JPEG images are almost never corrupted during generation, so both the thumbnail and real image at this point are both fine. However, at some later stage, the file may become damaged (through a copy operation or otherwise), and regions of bytes throughout the file can become erased, overwritten, etc. If this damage occurs to the part of the file that contains the thumbnail, then the thumbnail will be corrupted. If the damage occurs to any of the main image data (scan segment) then the main image will be corrupted. Since the thumbnail section is often less than 2% of the total file size (the rest being the main image data), it is far more likely that the main image will be corrupted but the thumbnail appear fine!
Gray Areas in your Image
In various forums on the internet, people have incorrectly stated that photos are unrecoverable if they contain gray areas. This is not usually true. Some JPEG decoders are very picky with how they recover from errors and simply report Drawing Failed (in Windows Picture and Fax Viewer), while others might draw a middle-gray region or just display a "Red X". In some cases the gray area is in fact completely damaged (overwritten by unrelated data), but this is not always the case.
Why do JPEGs get damaged?
There are many sources of damage to photo files, but the most common reasons are:
What Happens when you Open / Decode a Corrupted JPEG?
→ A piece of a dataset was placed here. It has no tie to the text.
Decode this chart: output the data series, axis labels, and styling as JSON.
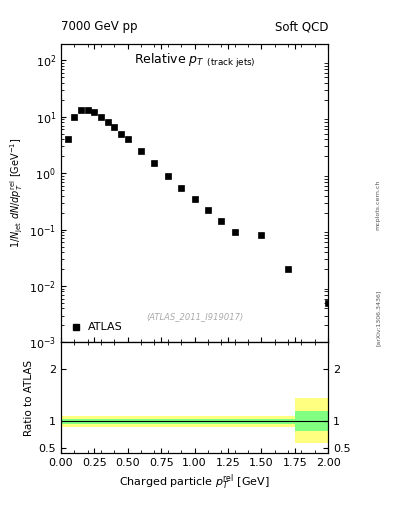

Even a single byte changed in a JPEG file can cause an image to be unrecognizable (or not open at all). Why?
Because of the way JPEG compression is designed, images are stored in tightly-packed streams of binary bits (not bytes). Each pixel can be represented by as few as 2 bits to as many as 26 bits (dictated by the variable-length Huffman Coding scheme). To make matters worse, in an effort to keep the compression as efficient as possible, there is virtually nothing to indicate where you are in the stream of bits (unless Restart Markers are used). Therefore, as soon as a single bit is encountered wrong, the millions of bits that follow will be decoded incorrectly as well. The manner in which DC and AC coefficients are arranged in MCUs means that this corruption often shows up in shearing, wild color shifts and many other visual phenomena.
How can you prevent corrupt JPEG Photos?
One cannot completely eliminate the chances of eventually encountering data corruption within your photos, but there are a few steps you can take that will increase the odds of successfully recovering a photo. For example, let's say that you erased a number of photos from your memory card and wanted to recover them. The likelihood of a successful recovery can be increased by:
- For memory cards, periodically Format the card instead of using single-file delete or delete-all.
- Run a RAM test on your PC whenever you buy/change/upgrade your Memory DIMMs
- Use the Safely Remove Hardware taskbar button when you want to unplug a memory card / card reader if you have been doing anything other than viewing files.
- During USB transfer operations (e.g. copying files from card to hard drive), limit other activities on the PC.
- During CD/DVD burning operatinos (e.g. burning photos to CD/DVD), limit other activities on the PC.
Collectively, these steps will help to: reduce the chance of buffer underruns, bit errors, incomplete transfers and non-contiguous file cluster allocations.